Washington, D.C.- Dos miembros de la Guardia Nacional fueron baleados este miércoles en la esquina de la calle 17 y la calle I, a pocas cuadras de la Casa Blanca. El ataque ocurrió pasadas las 14:15 hora local y dejó a los dos efectivos en condición crítica, aunque con vida. El presidente Donald Trump se encontraba en Florida al momento del incidente.
El agresor, un hombre que según fuentes preliminares sería de nacionalidad afgana, se acercó a los soldados y abrió fuego sin mediar palabra. Los guardias nacionales respondieron al ataque y, junto a otros efectivos que llegaron al lugar, lograron herir y reducir al sospechoso, que recibió al menos cuatro impactos de bala y fue detenido. Actualmente se encuentra hospitalizado bajo custodia federal.
Testigos relataron haber escuchado dos disparos seguidos de gritos y corridas. Una persona vio a agentes del Servicio Secreto persiguiendo a un individuo con sudadera con capucha. La zona fue acordonada de inmediato y la Casa Blanca activó protocolos de cierre temporal.
Confusión inicial sobre el estado de los heridos
En las primeras horas circuló información errónea sobre la muerte de ambos soldados. El gobernador de Virginia Occidental, Patrick Morrisey, publicó en redes sociales que los dos guardias nacionales, originarios de su estado, habían fallecido. Minutos después, el director del FBI aclaró que ambos seguían vivos y en estado crítico, recibiendo atención médica. Uno de ellos fue trasladado en helicóptero a un hospital.
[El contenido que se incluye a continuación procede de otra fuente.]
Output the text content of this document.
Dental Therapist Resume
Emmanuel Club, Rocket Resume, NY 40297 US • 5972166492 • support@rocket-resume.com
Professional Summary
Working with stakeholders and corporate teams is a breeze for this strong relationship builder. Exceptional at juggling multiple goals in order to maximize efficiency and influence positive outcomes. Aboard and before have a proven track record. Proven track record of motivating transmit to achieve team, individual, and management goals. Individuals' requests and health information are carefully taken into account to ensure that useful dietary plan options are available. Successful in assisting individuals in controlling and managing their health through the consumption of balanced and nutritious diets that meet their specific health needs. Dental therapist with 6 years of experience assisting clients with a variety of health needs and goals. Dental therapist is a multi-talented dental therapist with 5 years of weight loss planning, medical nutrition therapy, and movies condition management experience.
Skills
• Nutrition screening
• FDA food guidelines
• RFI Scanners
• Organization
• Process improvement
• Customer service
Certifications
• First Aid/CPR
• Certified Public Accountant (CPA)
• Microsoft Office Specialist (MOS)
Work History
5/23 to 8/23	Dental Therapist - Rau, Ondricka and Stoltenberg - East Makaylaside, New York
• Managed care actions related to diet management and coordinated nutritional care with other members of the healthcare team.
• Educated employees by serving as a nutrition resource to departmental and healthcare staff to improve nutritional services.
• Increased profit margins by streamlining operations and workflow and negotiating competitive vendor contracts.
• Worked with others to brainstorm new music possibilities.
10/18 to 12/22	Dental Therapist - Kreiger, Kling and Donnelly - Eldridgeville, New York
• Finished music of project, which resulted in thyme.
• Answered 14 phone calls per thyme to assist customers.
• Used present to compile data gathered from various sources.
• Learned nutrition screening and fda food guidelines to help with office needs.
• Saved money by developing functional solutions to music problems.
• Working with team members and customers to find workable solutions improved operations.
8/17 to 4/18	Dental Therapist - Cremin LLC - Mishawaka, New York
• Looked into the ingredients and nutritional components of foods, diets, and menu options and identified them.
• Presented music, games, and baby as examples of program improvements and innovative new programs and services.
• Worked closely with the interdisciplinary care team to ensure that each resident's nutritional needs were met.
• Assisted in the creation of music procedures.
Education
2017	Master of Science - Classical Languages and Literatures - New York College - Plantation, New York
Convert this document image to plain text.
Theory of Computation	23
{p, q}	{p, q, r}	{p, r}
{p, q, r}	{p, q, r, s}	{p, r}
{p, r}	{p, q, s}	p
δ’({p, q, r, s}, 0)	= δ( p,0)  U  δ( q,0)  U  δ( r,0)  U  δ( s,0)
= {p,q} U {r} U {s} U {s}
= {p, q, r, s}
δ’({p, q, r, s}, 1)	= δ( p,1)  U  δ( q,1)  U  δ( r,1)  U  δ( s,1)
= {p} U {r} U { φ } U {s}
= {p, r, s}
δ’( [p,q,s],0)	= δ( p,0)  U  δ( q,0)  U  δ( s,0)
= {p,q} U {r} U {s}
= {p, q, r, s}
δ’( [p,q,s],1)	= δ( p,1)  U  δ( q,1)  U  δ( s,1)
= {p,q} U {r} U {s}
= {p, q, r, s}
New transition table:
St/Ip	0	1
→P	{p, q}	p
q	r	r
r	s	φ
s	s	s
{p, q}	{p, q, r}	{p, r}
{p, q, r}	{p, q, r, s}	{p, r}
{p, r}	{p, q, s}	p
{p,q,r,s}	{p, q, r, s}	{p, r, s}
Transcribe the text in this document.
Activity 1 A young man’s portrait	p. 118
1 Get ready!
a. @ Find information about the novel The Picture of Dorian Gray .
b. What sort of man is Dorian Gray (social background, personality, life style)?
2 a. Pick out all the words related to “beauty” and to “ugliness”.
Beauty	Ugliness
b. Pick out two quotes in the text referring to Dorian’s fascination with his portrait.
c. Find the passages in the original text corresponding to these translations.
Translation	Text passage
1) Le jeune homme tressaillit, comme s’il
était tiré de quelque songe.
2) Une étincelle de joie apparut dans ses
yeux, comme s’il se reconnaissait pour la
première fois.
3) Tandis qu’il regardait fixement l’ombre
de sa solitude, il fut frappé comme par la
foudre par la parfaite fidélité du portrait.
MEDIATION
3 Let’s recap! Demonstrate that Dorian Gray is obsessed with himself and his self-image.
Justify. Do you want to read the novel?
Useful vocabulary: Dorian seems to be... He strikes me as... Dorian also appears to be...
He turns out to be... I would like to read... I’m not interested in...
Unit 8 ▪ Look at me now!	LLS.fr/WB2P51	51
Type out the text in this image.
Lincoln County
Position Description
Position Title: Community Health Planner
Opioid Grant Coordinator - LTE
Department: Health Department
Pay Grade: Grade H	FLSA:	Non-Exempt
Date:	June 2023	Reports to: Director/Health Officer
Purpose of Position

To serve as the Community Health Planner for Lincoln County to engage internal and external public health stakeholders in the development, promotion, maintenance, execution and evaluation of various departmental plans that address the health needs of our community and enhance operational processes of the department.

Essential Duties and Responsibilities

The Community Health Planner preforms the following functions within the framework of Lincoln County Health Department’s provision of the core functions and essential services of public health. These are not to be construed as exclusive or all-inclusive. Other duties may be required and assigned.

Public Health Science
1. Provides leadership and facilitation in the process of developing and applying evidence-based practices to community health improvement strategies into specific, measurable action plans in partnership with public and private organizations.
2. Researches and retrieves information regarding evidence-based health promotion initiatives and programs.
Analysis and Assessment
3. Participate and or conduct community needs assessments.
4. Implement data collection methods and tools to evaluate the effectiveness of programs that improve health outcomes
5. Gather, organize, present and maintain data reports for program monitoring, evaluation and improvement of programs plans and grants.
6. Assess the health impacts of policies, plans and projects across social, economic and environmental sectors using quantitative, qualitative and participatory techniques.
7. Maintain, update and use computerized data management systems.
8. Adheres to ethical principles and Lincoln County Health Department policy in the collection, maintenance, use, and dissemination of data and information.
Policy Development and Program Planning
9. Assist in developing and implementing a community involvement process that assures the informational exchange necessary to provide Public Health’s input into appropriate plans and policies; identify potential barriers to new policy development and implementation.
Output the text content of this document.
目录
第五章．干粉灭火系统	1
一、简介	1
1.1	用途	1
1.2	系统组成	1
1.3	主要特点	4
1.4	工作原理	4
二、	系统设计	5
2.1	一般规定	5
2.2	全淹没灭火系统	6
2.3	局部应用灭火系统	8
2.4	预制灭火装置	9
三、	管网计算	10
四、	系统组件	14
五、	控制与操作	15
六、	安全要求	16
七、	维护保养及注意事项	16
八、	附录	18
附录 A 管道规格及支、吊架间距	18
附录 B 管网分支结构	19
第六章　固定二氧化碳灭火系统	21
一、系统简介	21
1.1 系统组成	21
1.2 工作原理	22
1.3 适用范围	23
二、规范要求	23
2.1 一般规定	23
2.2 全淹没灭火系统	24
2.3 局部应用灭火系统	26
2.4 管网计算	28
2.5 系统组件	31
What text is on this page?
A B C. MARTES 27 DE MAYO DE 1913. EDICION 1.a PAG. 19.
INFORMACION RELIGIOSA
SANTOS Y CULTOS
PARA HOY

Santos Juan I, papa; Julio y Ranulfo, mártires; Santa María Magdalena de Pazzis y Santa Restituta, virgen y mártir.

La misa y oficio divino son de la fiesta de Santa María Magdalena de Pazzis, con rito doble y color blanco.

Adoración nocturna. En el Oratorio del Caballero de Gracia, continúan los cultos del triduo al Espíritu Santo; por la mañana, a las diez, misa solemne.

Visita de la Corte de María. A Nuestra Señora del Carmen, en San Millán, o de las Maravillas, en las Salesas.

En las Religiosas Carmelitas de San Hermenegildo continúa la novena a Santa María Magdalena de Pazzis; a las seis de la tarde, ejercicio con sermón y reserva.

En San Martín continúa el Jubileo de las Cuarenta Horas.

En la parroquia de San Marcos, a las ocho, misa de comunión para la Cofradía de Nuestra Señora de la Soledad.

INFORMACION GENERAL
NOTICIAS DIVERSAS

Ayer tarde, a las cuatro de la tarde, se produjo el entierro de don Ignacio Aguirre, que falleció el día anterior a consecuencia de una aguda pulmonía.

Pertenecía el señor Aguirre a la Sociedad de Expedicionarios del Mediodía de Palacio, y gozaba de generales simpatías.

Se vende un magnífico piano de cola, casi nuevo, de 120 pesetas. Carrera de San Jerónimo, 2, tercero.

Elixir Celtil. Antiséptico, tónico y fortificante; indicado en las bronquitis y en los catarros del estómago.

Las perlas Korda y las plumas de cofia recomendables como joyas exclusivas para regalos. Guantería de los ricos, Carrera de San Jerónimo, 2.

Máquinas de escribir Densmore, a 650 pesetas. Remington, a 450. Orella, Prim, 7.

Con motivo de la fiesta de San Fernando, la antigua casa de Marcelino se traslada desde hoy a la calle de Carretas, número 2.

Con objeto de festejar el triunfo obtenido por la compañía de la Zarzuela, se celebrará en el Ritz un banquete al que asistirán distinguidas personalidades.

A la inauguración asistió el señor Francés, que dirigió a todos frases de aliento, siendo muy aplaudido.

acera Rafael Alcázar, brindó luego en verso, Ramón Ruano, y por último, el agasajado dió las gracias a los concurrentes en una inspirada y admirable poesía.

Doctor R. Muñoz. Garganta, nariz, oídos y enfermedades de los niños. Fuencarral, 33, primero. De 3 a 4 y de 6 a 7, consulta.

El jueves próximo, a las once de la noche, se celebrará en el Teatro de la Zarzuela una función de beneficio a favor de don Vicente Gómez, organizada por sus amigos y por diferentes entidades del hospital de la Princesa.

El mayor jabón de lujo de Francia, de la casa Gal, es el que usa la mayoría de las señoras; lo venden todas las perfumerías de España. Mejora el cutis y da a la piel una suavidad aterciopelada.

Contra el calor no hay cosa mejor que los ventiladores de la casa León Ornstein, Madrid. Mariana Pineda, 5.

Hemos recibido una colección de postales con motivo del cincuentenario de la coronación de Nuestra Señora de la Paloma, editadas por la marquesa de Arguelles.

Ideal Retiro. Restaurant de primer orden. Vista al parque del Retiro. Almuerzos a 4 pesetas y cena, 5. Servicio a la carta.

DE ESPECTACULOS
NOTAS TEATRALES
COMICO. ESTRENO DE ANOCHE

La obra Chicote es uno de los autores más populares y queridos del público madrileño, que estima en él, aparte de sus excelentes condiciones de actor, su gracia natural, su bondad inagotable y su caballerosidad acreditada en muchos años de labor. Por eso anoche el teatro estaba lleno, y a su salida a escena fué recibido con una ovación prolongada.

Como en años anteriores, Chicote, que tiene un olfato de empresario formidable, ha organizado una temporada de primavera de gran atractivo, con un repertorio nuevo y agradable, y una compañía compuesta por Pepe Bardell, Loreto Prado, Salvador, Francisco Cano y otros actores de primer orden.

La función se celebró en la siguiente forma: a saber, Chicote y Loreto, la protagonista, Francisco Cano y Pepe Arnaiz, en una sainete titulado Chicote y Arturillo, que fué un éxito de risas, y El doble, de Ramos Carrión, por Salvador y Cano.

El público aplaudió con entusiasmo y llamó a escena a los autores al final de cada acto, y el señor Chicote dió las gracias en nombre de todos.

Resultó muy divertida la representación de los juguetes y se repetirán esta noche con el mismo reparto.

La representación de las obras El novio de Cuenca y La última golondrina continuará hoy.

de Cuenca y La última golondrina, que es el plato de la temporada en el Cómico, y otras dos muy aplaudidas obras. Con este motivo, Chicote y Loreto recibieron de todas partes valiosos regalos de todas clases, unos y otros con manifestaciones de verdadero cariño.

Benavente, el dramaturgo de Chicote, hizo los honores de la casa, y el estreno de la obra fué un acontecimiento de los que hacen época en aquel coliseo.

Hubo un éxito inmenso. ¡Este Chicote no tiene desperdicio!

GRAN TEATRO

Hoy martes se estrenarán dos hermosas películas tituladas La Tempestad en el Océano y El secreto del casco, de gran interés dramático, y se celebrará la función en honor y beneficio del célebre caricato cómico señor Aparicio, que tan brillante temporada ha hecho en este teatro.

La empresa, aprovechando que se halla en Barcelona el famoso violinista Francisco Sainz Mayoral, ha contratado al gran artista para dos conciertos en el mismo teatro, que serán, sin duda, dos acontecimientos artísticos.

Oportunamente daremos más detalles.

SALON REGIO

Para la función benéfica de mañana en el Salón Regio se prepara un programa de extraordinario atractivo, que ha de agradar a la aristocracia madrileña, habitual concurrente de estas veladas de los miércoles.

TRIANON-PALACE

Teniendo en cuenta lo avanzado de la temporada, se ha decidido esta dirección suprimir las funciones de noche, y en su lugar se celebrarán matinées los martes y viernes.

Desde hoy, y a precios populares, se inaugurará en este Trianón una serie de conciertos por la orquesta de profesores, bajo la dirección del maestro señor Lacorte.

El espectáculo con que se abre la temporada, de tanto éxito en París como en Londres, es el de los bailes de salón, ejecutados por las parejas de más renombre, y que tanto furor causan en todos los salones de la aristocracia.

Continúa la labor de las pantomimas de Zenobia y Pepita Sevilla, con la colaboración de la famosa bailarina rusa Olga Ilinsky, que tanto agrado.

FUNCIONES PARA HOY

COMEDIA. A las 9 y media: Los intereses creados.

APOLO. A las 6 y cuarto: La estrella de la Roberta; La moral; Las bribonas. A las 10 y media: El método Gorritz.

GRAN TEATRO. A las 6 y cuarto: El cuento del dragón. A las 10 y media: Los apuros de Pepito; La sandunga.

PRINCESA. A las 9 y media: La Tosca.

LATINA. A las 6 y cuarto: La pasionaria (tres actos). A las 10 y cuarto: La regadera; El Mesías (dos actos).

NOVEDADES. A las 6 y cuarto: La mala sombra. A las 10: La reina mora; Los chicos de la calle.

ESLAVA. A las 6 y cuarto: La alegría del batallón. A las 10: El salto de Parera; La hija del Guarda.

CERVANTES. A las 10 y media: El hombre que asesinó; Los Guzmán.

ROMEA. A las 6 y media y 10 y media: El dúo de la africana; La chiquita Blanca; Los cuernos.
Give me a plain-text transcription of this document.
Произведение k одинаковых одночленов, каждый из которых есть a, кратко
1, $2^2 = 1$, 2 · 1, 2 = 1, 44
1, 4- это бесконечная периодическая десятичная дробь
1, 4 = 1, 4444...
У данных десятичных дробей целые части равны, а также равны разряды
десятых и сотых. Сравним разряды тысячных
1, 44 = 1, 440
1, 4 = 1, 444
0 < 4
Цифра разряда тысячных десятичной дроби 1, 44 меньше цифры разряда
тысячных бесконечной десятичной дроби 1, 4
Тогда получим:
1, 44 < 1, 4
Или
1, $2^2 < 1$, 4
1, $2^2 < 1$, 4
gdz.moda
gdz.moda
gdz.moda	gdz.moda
La secretaria de Seguridad Nacional, Kristi Noem, pidió oraciones por los heridos a través de la red social X. Desde Mar-a-Lago, el presidente Trump escribió en Truth Social que el responsable “pagará un precio muy alto” y destacó la labor de la Guardia Nacional y las fuerzas del orden.
Horas después del ataque, el Departamento de Defensa anunció el envío inmediato de quinientos efectivos adicionales de la Guardia Nacional a Washington para reforzar la seguridad en la capital.
Los soldados atacados formaban parte del contingente de más de dos mil miembros de la Guardia Nacional desplegados en Washington desde agosto de 2025 por orden del presidente Trump, con el objetivo de reducir la criminalidad. La medida ha sido cuestionada por autoridades locales demócratas, que la consideran una injerencia federal, aunque el gobierno la defiende como necesaria ante los altos índices de violencia en la ciudad.
La investigación está a cargo del FBI y el Departamento de Justicia. Hasta el momento no se ha informado sobre el móvil del atacante ni se ha confirmado la existencia de cómplices. Las autoridades continúan recolectando evidencia en el lugar de los hechos y revisando cámaras de seguridad.